The plaintiffs appealed to the U.S. Court of Appeals for the 9th Circuit.
In an amicus brief filed with the 9th Circuit Oct. 24 in support of the hotel guests, DOJ says Du’s ruling is “based on an incorrect view of the law.” It’s not necessary for the hotel companies to fix prices to be in violation of Section 1 of the Sherman Antitrust act; it’s enough that they agreed to use the company’s software, which uses artificial intelligence trained on pricing data provided by the hotel companies.
“An agreement among competitors to use certain pricing algorithms to generate default or starting-point prices is per se illegal even if there is no further agreement on final prices,” DOJ says.

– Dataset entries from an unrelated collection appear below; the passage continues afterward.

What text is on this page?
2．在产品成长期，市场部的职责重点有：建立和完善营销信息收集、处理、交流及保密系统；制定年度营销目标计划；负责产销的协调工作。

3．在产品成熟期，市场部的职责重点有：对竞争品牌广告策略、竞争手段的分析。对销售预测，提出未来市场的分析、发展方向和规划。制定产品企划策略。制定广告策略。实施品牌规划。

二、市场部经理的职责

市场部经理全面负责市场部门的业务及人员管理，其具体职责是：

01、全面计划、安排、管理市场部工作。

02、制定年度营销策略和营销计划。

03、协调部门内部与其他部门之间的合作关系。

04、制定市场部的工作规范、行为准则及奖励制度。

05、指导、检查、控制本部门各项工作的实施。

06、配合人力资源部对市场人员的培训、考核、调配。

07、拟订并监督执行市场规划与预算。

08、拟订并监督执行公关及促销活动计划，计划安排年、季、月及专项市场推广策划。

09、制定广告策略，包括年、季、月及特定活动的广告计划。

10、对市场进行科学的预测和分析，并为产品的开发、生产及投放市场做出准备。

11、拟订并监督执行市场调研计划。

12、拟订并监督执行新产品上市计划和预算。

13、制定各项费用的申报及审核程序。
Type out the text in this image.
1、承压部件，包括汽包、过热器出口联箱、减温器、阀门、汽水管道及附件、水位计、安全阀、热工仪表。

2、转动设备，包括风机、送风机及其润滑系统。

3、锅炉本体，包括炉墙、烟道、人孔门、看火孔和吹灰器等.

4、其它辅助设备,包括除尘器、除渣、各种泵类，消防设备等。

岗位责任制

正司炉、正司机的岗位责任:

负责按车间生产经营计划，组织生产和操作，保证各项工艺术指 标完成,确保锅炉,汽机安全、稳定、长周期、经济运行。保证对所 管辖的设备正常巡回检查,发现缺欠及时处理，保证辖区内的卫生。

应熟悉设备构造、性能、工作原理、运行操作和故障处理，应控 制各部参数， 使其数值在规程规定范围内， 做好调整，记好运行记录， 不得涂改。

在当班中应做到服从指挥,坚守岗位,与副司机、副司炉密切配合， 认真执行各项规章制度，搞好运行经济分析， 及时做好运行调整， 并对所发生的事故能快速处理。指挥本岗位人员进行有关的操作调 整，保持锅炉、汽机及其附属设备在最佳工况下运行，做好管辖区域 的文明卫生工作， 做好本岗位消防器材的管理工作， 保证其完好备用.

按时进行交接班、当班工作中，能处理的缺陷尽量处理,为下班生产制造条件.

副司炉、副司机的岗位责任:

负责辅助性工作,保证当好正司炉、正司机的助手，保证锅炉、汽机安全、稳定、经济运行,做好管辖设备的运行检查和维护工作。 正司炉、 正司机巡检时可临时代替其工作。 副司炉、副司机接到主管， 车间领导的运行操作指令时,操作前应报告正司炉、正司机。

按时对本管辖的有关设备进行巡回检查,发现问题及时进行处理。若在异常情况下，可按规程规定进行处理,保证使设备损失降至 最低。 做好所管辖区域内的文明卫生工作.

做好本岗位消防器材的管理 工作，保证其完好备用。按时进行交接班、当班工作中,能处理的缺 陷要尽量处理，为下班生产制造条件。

Section 1 of the Sherman Act applies to any effort by companies to conspire to restrain trade, DOJ says. In the early days of the law it was people meeting in a “smoke-filled room” to conspire on prices and later it was people colluding in online chats. Today, with AI-assisted software available to help companies set prices using algorithms, it’s the willingness of companies to share data with the software company for use in the algorithm that creates the collusion.
“When competitors use the same algorithms to guide decisions of competitive significance, their doing so can raise antitrust concerns,” DOJ says.
Arguments over whether algorithmic pricing violates antitrust law have exploded in the last year. A similar case, against hotels in Atlantic City, was dismissed by a New Jersey federal court in September, on grounds similar to the Las Vegas case. And DOJ has gone after a real estate software company, RealPage, for the anticompetitive effect of its pricing software on multifamily rental housing markets.
Legal scholars are mixed on whether companies, just by virtue of using the software, can be said to be colluding on pricing.
Shubha Ghosh, a Syracuse University law professor, says DOJ is stretching antitrust law to say companies are conspiring to restrain trade without ever entering into an agreement with one another to charge the same price for something. “An agreement to fix price requires the meeting of human minds intending to act anti-competitively,” he has said.
In its brief, DOJ says it’s crucial for the 9th Circuit to get this hotel case right. “This case is the first of its kind to reach a U.S. Court of Appeals, [and] it will establish precedent that will affect similar cases going forward,” it says.
Should the court affirm that it’s okay for companies to use software that sets prices for them, even if companies have flexibility not to use the price recommendations, settled antitrust principles will be contravened, DOJ says, and “stymie meritorious antitrust claims involving pricing algorithms by taking well-established legal theories off the table.”